Quais s√£o os condhotels?

Os condhotels, uma mistura de casas e quartos de hotel previstos pelo Decreto de desbloqueio italiano, têm um decreto de execução, ainda não publicado no Diário Oficial.

Quais s√£o os condhotels?

Conceito Condhotel

Piscina em condado

Artigo. 31 do D.L. n. 133/2014, O Decreto Desbloquear a Itália, regula uma figura particular de acomodação, a de Condhotel.
Estes s√£o definidos pelo art. 31, para o co.1

como a gest√£o hoteleira, aberta ao p√ļblico, com gest√£o unificada, constitu√≠da por uma ou mais unidades residenciais situadas no mesmo munic√≠pio ou partes delas, proporcionando alojamento, servi√ßos auxiliares e eventualmente de tabuleiro, em quartos de alojamento e, de forma integrada complementares, em unidades habitacionais, equipadas com servi√ßo de cozinha independente, cuja √°rea n√£o pode exceder 40% da √°rea total dos compartimentos imobili√°rios afetados art. 31

.
O novo n√ļmero pode, portanto, fornecer servi√ßos tanto por meio dos tradicionais quartos que atrav√©s unidades habitacionais tendo destino residencial.

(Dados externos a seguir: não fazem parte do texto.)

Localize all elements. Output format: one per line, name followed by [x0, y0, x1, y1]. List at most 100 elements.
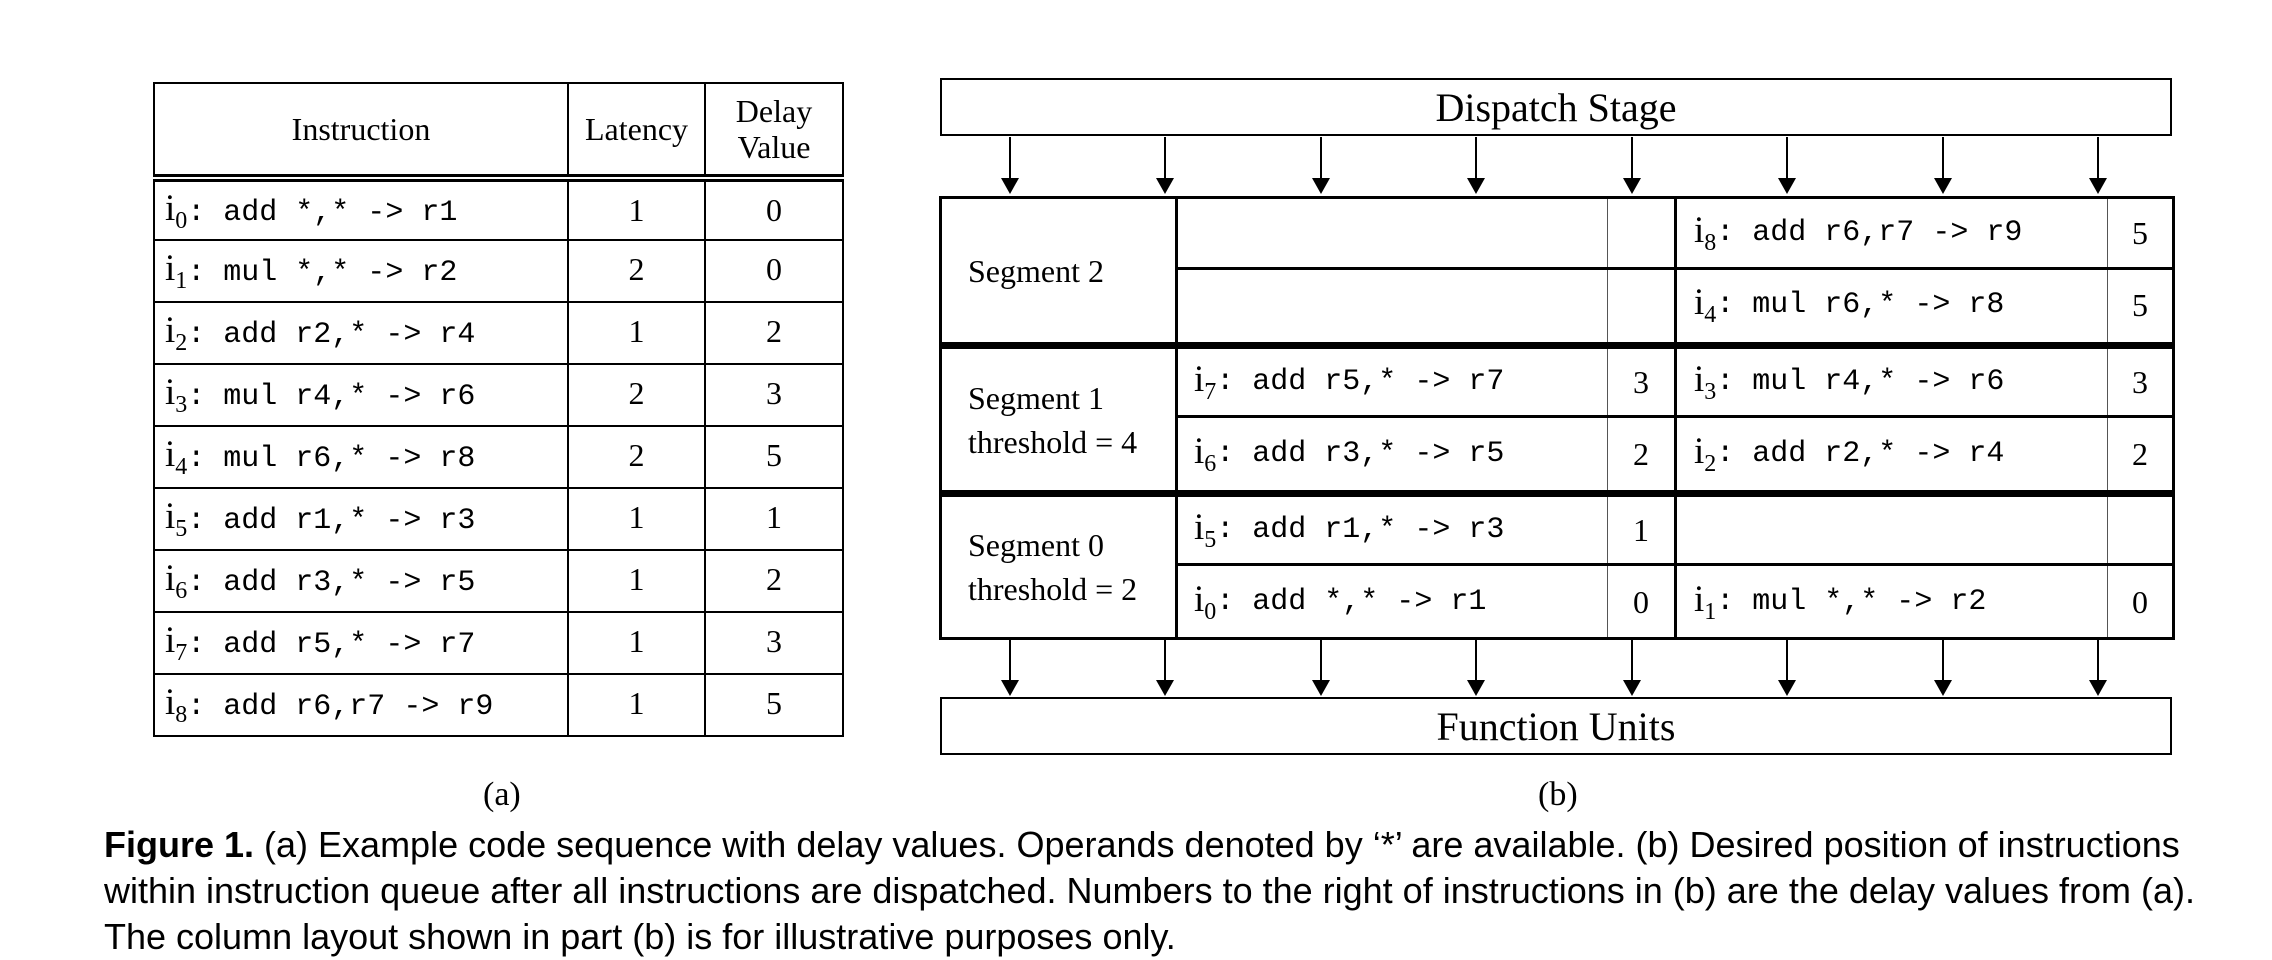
- table-row: i5: add r1,* -> r3 1 1: [153, 487, 844, 551]
- instruction-cell: i0: add *,* -> r1: [153, 174, 569, 241]
- segment2-row-divider: [1178, 267, 2172, 270]
- instruction-id: i7: [165, 620, 188, 666]
- latency-cell: 2: [567, 363, 706, 427]
- queue-delay-s1r1-left: 3: [1633, 363, 1649, 400]
- table-row: i0: add *,* -> r1 1 0: [153, 174, 844, 241]
- instruction-cell: i5: add r1,* -> r3: [153, 487, 569, 551]
- issue-arrow-icon: [1000, 639, 1020, 696]
- queue-instruction-s1r2-right: i2: add r2,* -> r4: [1694, 418, 2004, 490]
- issue-arrow-icon: [1466, 639, 1486, 696]
- segment-1-label: Segment 1 threshold = 4: [968, 376, 1137, 464]
- queue-instruction-s2r2-right: i4: mul r6,* -> r8: [1694, 270, 2004, 340]
- dispatch-arrow-icon: [1000, 137, 1020, 194]
- latency-cell: 1: [567, 174, 706, 241]
- segment0-row-divider: [1178, 563, 2172, 566]
- function-units-box: Function Units: [940, 697, 2172, 755]
- instruction-cell: i4: mul r6,* -> r8: [153, 425, 569, 489]
- dispatch-arrow-icon: [1777, 137, 1797, 194]
- instruction-id: i5: [1194, 507, 1217, 553]
- instruction-id: i0: [165, 187, 188, 234]
- segment-0-threshold: threshold = 2: [968, 571, 1138, 607]
- column-divider: [1674, 199, 1677, 637]
- issue-arrow-icon: [1155, 639, 1175, 696]
- instruction-code: : add r2,* -> r4: [1716, 437, 2005, 471]
- instruction-queue: Segment 2 Segment 1 threshold = 4 Segmen…: [939, 196, 2175, 640]
- header-delay-line1: Delay: [735, 93, 813, 129]
- queue-instruction-s0r1-left: i5: add r1,* -> r3: [1194, 497, 1504, 563]
- segment-2-name: Segment 2: [968, 253, 1104, 289]
- instruction-cell: i3: mul r4,* -> r6: [153, 363, 569, 427]
- instruction-code: : add r2,* -> r4: [187, 318, 476, 352]
- instruction-code: : add r3,* -> r5: [1216, 437, 1505, 471]
- instruction-code: : mul r4,* -> r6: [187, 380, 476, 414]
- instruction-id: i3: [165, 372, 188, 418]
- issue-arrow-icon: [2088, 639, 2108, 696]
- table-header-row: Instruction Latency Delay Value: [153, 82, 844, 179]
- instruction-id: i4: [165, 434, 188, 480]
- latency-cell: 1: [567, 301, 706, 365]
- header-delay-line2: Value: [737, 129, 811, 165]
- table-row: i8: add r6,r7 -> r9 1 5: [153, 673, 844, 737]
- instruction-id: i6: [1194, 431, 1217, 477]
- instruction-id: i8: [165, 682, 188, 728]
- instruction-code: : add r3,* -> r5: [187, 566, 476, 600]
- instruction-id: i4: [1694, 282, 1717, 328]
- dispatch-arrow-icon: [2088, 137, 2108, 194]
- instruction-code: : add *,* -> r1: [187, 195, 458, 230]
- segment-1-threshold: threshold = 4: [968, 424, 1138, 460]
- subfigure-caption-a: (a): [483, 776, 521, 813]
- left-delay-divider: [1607, 199, 1608, 637]
- instruction-id: i2: [165, 310, 188, 356]
- instruction-id: i0: [1194, 579, 1217, 625]
- subfigure-caption-b: (b): [1538, 776, 1578, 813]
- instruction-id: i6: [165, 558, 188, 604]
- instruction-cell: i7: add r5,* -> r7: [153, 611, 569, 675]
- queue-instruction-s0r2-left: i0: add *,* -> r1: [1194, 566, 1486, 638]
- instruction-cell: i8: add r6,r7 -> r9: [153, 673, 569, 737]
- dispatch-arrow-icon: [1155, 137, 1175, 194]
- queue-delay-s1r2-left: 2: [1633, 435, 1649, 472]
- latency-cell: 1: [567, 549, 706, 613]
- latency-cell: 1: [567, 487, 706, 551]
- queue-delay-s0r2-left: 0: [1633, 583, 1649, 620]
- delay-value-cell: 3: [704, 611, 844, 675]
- latency-cell: 1: [567, 673, 706, 737]
- table-row: i7: add r5,* -> r7 1 3: [153, 611, 844, 675]
- instruction-code: : mul r6,* -> r8: [187, 442, 476, 476]
- dispatch-stage-box: Dispatch Stage: [940, 78, 2172, 136]
- queue-instruction-s2r1-right: i8: add r6,r7 -> r9: [1694, 199, 2022, 267]
- figure-caption: Figure 1. (a) Example code sequence with…: [104, 822, 2204, 960]
- queue-instruction-s1r2-left: i6: add r3,* -> r5: [1194, 418, 1504, 490]
- queue-delay-s2r2-right: 5: [2132, 286, 2148, 323]
- instruction-code: : add r6,r7 -> r9: [1716, 216, 2023, 250]
- issue-arrow-icon: [1622, 639, 1642, 696]
- dispatch-arrow-icon: [1466, 137, 1486, 194]
- instruction-code: : add r5,* -> r7: [1216, 365, 1505, 399]
- instruction-id: i2: [1694, 431, 1717, 477]
- instruction-code: : add r1,* -> r3: [1216, 513, 1505, 547]
- figure-label: Figure 1.: [104, 824, 255, 865]
- instruction-code: : add r6,r7 -> r9: [187, 690, 494, 724]
- segment1-row-divider: [1178, 415, 2172, 418]
- instruction-id: i8: [1694, 210, 1717, 256]
- header-latency: Latency: [567, 82, 706, 179]
- queue-instruction-s0r2-right: i1: mul *,* -> r2: [1694, 566, 1986, 638]
- delay-value-cell: 0: [704, 174, 844, 241]
- instruction-id: i3: [1694, 359, 1717, 405]
- instruction-id: i7: [1194, 359, 1217, 405]
- delay-value-cell: 0: [704, 239, 844, 303]
- header-instruction: Instruction: [153, 82, 569, 179]
- delay-value-cell: 3: [704, 363, 844, 427]
- delay-value-cell: 5: [704, 425, 844, 489]
- delay-value-cell: 2: [704, 301, 844, 365]
- dispatch-arrow-icon: [1622, 137, 1642, 194]
- segment-1-name: Segment 1: [968, 380, 1104, 416]
- header-delay-value: Delay Value: [704, 82, 844, 179]
- queue-delay-s2r1-right: 5: [2132, 214, 2148, 251]
- instruction-code: : mul *,* -> r2: [1716, 585, 1987, 619]
- instruction-code: : mul *,* -> r2: [187, 256, 458, 290]
- table-row: i6: add r3,* -> r5 1 2: [153, 549, 844, 613]
- queue-instruction-s1r1-left: i7: add r5,* -> r7: [1194, 349, 1504, 415]
- queue-delay-s0r2-right: 0: [2132, 583, 2148, 620]
- latency-cell: 2: [567, 239, 706, 303]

Condhotel e Decreto desbloqueiam a It√°lia

Encontro em condhotel

Artigo. 31 é inserido no Capítulo VII do Decreto Sblocca Italia, com título de Medidas urgentes para empresas.
A expressão escolhida para definir o novo instituto, condado para a nota, é suficientemente evocativa da função a ser atribuída a ela.
A expressão é de fato clara o suficiente para nos fazer entender que é um lugar de acomodação localizado a meio caminho entre hotéis e casas particulares.
O título do art. 31 dá uma ideia dealvo perseguido pela norma: medidas para a revitalização de empresas hoteleiras; objetivo explícito no texto da lei, onde lemos que o fim do mesmo é o de diversificar a oferta turística e favorecer investimentos para a revitalização de empreendimentos hoteleiros existentes.
O co.1 da arte. 31 cit. em seguida, consulte um decreto do Presidente do Conselho de Ministros, que deve,

sobre a proposta do Ministro do Patrim√≥nio Cultural e das Actividades e Turismo, em acordo com o Ministro do Desenvolvimento Econ√≥mico, a ser aprovado mediante acordo entre o Governo, Regi√Ķes e Prov√≠ncias Aut√≥nomas de Trento e Bolzano, na Confer√™ncia Unificada art. 31

estabelecer as condi√ß√Ķes para a opera√ß√£o do condado.
O co.2 da arte. 31 confia o estabelecimento dos critérios e procedimentos ao mesmo decreto ministerial

para a remo√ß√£o do constrangimento do destino de hotel em caso de interven√ß√Ķes de constru√ß√£o em empresas hoteleiras existentes e limitado √† realiza√ß√£o da parte das unidades de habita√ß√£o residencial art. 31

em seguida, estabelece que disse

a limita√ß√£o do destino pode ser removida, a pedido do propriet√°rio, somente ap√≥s a restitui√ß√£o de contribui√ß√Ķes e instala√ß√Ķes p√ļblicas eventualmente recebidas se a libera√ß√£o ocorrer antes do vencimento do empr√©stimo subsidiado art. 31

O co.3 estabelece finalmente que as Regi√Ķes e as Prov√≠ncias Aut√≥nomas de Trento e de Bolzano eles ter√£o que adaptar sua legisla√ß√£o ao que ser√° fornecido pelo decreto ministerial que ser√° emitido dentro de um ano de sua publica√ß√£o no Di√°rio Oficial.
N√£o √© preconceituoso como compat√≠vel com o disposto no art. 31, as regras referidas em D.P.C.M. de 13 de setembro de 2002, que traz a transposi√ß√£o do acordo entre o Estado, as Regi√Ķes e as Prov√≠ncias Aut√īnomas sobre os princ√≠pios de harmoniza√ß√£o, aprimoramento e desenvolvimento do sistema tur√≠stico.
Artigo. 31 foi objeto, como veremos mais adiante, de um recurso perante o Tribunal Constitucional.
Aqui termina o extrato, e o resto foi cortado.